The “Amtrak Daily Long-distance Service Study” site, which began operation Oct. 28, now only describes the FRA’s mission to examine the possibility of resurrecting routes dropped when faced with federal budget reductions. Cutbacks, additions, and reroutings occurred throughout Amtrak’s history, but pivotal cancellations came in two groups, in October 1979, and May 1997:
— Floridian: Chicago-Nashville-Jacksonville-Miami/Tampa;
— National Limited: New York-Pittsburgh-Columbus, Ohio-Indianapolis-St. Louis-Kansas City;
— Lone Star: Chicago-Wichita-Oklahoma City-Ft. Worth-Dallas/Houston;
— North Coast Hiawatha: Chicago-St. Paul-Bismarck-Billings-Missoula-Spokane-Seattle.
— Desert Wind: Salt Lake City-Las Vegas, Nev.-Los Angeles;
— Pioneer: Denver-Boise-Portland, Ore.,-Seattle.
Other notable long-distance discontinuances were the New York-Philadelphia-Chicago Broadway Limited in September 1995 (though the Pittsburgh-Youngstown-Chicago segment, over CSX’s former Baltimore & Ohio route, was resurrected as an extension of the New York-Pittsburgh Three Rivers from 1996 until 2005), and the Sunset Limited east of New Orleans, after the route was repaired following damage inflicted by Hurricane Katrina in August 2005.
Historical “routes that qualify” information has yet to appear on the site, though it does begin to list evaluation criteria prescribed by Congress in Infrastructure Investment and Jobs Act legislation:
— Link and serve large and small communities as part of a regional rail network;
— Advance the economic and social well-being of rural areas of the United States;
— Provide enhanced connectivity for the national long-distance passenger rail system;
— Reflect public engagement and local and regional support for restored passenger rail service.
Significantly, lawmakers made it a point to have the FRA oversee the process, rather than Amtrak management.

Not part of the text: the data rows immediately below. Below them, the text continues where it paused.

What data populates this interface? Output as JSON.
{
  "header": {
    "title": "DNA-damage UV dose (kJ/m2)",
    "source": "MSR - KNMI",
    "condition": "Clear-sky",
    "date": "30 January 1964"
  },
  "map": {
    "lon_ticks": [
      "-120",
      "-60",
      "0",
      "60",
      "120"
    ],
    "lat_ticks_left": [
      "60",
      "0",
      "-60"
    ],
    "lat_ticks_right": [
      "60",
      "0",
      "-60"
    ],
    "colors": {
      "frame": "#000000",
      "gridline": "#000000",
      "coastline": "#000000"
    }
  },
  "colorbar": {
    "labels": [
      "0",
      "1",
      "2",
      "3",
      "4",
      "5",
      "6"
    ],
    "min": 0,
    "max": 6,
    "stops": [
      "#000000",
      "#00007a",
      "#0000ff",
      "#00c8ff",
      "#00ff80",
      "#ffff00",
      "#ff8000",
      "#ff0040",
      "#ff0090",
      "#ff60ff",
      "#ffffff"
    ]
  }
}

Section 210 of 2008’s Passenger Rail Investment and Improvement Act had required Amtrak to come up with ways it could improve each long-distance route. Reports developed by Brian Rosenwald’s in-house analytical team showed how financial performance and ridership of both the Cardinal and Sunset Limited would substantially benefit from daily operation, while detailing the equipment manipulations to make that happen. But Amtrak’s management under president Joe Boardman and the company’s board of directors — most of whom still serve in that capacity today — never acted on the recommendations after a perfunctory inquiry about cost to the host railroads. Rosenwald was subsequently forced out.
Of the previously discontinued routes, advocacy groups have been actively engaged in lining up regional support to resurrect the North Coast Limited and Pioneer, though key segments of those trains’ original route (into Butte, Mont., and Boise, Idaho, respectively) have been abandoned or severely downgraded.
That fate especially applies to large swaths of the Floridian’s many former routes through Indiana and the National Limited’s irreplaceable ex-Pennsylvania Railroad main west of Pittsburgh across Ohio.
The site notes, “Over the next year, we’ll be engaging with and listening to stakeholders, including transportation and rail partners, federally recognized tribes, and communities as we evaluate how to better connect people with long-distance rail services. This is the first time that many communities, partners, and stakeholders will be included in a study of this magnitude, and we are committed to forming diverse and inclusive groups in every region.”
It isn’t clear how a completely intact route with clear marketability like the Desert Wind’s through Las Vegas, Nev., might be prioritized without a groundswell of grass-roots interest. After all, the major weakness that led to its 1997 downfall is that Amtrak management had reduced it to three times per week.
FRA spokesman Cory Gattie tells Trains News Wire that the study will also evaluate potential new long-distance routes. He says, “FRA’s initial engagement with stakeholders was at the [American Association of State Highway and Transportation Officials] Council on Rail Transportation Conference last month in Kansas City. Moving forward, we intend to post further engagement opportunities on the project website as the study progresses.” Those activities are expected to continue through 2023, as the agency evaluates the practicality and financial feasibility of resurrecting discontinued routes.